How to Tell the Difference Between Diamonds & Cubic Zirconia

Increasingly, environmentally conscious consumers are turning to cubic zirconia as a substitute for diamonds. The synthetic gemstone also costs a fraction of what you would pay for a diamond ring. A tool like a jeweler's loupe needs to be used to determine if a stone is a diamond or a cubic zirconia (CZ) because a lot of people, including trained gemologists, can't tell the difference with their naked eye. Does this Spark an idea?

  1. Lack of Color

    • Cubic zirconia can be manufactured to be completely colorless.
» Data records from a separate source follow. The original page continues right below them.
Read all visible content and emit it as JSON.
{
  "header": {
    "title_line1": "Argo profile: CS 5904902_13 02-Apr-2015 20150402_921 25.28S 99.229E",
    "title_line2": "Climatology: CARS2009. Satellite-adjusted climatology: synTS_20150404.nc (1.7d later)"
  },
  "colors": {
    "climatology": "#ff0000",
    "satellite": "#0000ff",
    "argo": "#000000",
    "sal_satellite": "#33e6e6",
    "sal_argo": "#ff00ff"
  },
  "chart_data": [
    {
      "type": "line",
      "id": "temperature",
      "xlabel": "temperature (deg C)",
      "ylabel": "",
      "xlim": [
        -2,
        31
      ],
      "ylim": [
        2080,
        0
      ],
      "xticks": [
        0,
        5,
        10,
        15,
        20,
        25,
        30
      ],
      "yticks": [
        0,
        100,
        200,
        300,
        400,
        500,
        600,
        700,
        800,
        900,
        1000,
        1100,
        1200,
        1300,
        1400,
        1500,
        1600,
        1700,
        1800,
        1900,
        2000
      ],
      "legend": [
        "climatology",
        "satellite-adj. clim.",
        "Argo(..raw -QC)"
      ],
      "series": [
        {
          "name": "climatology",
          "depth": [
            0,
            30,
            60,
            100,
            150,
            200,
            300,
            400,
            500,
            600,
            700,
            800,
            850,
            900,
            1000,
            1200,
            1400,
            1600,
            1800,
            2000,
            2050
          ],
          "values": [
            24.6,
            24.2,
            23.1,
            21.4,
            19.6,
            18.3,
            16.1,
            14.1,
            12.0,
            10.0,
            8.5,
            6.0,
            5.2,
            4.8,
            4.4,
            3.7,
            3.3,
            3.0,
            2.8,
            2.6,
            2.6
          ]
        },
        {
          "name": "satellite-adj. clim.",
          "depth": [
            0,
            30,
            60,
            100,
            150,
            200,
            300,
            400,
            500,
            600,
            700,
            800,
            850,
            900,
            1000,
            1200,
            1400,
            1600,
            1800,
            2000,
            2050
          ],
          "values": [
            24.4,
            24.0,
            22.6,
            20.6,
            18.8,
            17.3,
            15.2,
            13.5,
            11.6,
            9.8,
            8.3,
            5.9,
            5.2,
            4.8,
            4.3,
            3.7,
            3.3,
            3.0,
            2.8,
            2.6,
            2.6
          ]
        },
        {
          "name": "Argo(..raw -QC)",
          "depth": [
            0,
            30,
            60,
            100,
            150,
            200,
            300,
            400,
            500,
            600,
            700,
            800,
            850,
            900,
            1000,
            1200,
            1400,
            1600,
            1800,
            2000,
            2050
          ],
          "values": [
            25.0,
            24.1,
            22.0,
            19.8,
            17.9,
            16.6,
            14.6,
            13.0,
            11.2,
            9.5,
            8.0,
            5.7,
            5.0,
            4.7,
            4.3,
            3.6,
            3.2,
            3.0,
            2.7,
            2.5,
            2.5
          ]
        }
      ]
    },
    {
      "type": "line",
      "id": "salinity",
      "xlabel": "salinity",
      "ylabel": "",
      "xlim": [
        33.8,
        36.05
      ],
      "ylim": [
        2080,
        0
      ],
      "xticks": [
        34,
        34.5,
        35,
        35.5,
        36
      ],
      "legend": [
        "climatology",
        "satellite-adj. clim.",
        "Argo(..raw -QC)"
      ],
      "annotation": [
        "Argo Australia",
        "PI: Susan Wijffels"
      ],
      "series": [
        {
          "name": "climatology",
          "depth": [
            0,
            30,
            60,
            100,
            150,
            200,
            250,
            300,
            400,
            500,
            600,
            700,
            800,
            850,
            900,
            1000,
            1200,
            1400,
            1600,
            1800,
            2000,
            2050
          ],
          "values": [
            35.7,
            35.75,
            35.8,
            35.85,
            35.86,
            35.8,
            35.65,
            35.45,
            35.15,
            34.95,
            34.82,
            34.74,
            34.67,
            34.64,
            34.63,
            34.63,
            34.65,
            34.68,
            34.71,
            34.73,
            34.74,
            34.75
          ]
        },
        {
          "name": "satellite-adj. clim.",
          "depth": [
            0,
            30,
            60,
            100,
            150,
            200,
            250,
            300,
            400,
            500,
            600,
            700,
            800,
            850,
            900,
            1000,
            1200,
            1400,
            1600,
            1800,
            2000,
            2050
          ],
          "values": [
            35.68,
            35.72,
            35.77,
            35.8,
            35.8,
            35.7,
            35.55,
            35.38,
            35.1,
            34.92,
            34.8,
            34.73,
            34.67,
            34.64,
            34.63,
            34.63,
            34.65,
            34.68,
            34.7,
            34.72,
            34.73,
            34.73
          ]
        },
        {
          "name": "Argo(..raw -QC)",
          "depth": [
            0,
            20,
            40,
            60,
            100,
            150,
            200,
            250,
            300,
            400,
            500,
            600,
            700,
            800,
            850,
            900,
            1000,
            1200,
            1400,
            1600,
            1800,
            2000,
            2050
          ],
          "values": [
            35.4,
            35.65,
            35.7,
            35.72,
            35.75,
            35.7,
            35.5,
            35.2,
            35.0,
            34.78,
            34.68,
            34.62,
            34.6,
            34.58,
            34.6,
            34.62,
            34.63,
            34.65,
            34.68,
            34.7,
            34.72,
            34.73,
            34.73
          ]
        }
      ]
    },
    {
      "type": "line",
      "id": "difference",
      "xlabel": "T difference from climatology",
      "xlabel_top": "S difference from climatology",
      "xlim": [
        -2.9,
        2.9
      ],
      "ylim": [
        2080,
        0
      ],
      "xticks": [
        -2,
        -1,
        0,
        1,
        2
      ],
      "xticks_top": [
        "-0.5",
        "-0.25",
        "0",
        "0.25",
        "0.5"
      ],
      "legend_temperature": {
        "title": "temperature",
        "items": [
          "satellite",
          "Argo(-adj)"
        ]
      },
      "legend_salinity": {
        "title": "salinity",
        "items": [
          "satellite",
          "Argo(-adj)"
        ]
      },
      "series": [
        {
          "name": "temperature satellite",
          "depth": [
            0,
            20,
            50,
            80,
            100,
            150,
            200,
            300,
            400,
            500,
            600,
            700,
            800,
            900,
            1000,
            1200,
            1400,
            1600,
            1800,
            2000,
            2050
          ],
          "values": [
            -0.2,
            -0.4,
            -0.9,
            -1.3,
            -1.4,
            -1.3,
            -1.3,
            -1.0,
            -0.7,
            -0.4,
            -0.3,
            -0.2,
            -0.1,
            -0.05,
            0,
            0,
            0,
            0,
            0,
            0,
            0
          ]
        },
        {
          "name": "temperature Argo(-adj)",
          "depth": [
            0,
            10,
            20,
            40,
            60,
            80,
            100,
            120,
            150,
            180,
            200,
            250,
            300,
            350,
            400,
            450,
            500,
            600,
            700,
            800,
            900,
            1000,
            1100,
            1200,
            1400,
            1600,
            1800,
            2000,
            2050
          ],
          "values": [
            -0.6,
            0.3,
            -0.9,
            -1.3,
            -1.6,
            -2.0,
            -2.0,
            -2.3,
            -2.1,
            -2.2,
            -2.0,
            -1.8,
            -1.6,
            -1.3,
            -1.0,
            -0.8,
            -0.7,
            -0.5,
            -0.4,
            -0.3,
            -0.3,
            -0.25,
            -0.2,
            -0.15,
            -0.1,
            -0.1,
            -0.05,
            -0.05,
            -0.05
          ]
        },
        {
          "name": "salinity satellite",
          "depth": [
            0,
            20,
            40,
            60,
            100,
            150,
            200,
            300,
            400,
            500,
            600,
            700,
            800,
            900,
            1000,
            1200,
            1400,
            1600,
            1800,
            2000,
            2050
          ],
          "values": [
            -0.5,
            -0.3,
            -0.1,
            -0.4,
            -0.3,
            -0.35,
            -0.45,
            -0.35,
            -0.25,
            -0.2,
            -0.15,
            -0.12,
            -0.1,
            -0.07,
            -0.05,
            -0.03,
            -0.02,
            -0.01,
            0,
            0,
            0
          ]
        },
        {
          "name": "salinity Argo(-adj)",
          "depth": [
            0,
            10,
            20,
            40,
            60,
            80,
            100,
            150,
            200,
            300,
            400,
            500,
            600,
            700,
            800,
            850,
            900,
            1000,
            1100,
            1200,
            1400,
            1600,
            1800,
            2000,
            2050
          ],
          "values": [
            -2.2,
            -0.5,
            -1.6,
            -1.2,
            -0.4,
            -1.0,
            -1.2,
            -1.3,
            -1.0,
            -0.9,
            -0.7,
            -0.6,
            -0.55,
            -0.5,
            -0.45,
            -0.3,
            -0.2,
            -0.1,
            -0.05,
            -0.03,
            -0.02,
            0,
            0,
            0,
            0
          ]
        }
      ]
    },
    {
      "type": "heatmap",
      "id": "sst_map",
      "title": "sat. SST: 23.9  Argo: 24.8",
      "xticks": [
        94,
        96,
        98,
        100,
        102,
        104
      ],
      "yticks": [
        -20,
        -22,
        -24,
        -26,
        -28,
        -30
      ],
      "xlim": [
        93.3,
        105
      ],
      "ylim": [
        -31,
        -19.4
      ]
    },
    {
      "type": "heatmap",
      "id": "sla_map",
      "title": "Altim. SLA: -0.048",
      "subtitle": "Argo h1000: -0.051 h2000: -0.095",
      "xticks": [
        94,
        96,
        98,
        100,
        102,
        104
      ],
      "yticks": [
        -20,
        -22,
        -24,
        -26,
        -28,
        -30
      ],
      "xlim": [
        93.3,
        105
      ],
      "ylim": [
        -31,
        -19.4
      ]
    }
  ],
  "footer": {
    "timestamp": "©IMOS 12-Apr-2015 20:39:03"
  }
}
Only extremely rare diamonds are totally colorless; most have a brown or yellow tinge.

    Heat Conductivity

    • Diamonds are good thermal conductors, which means heat easily passes through them, but cubic zirconias act as insulators and will reduce the rate of heat transfer.

    Flaws

    • Diamonds tend to have impurities or defects, like a feather (an area that blocks the light), whereas man-made cubic zirconia are essentially flawless.

    Weight

    • A CZ weights about 1.75 times more than a diamond of the same size; if you had a cubic zirconia that was the size of a two-carat diamond, the CZ would weigh about 3.5 carats.

    Hardness

    • Diamonds have a 10 rating on the Mohs hardness scale. Cubic zirconia rate 8.5 to 8.9.

    Refraction Index

    • A cubic zirconia's refractive index is 2.176, but a diamond's is 2.417.

    Fire

    • Diamonds have much less fire than cubic zirconia, which flash only orange. Diamonds will flash orange and blue.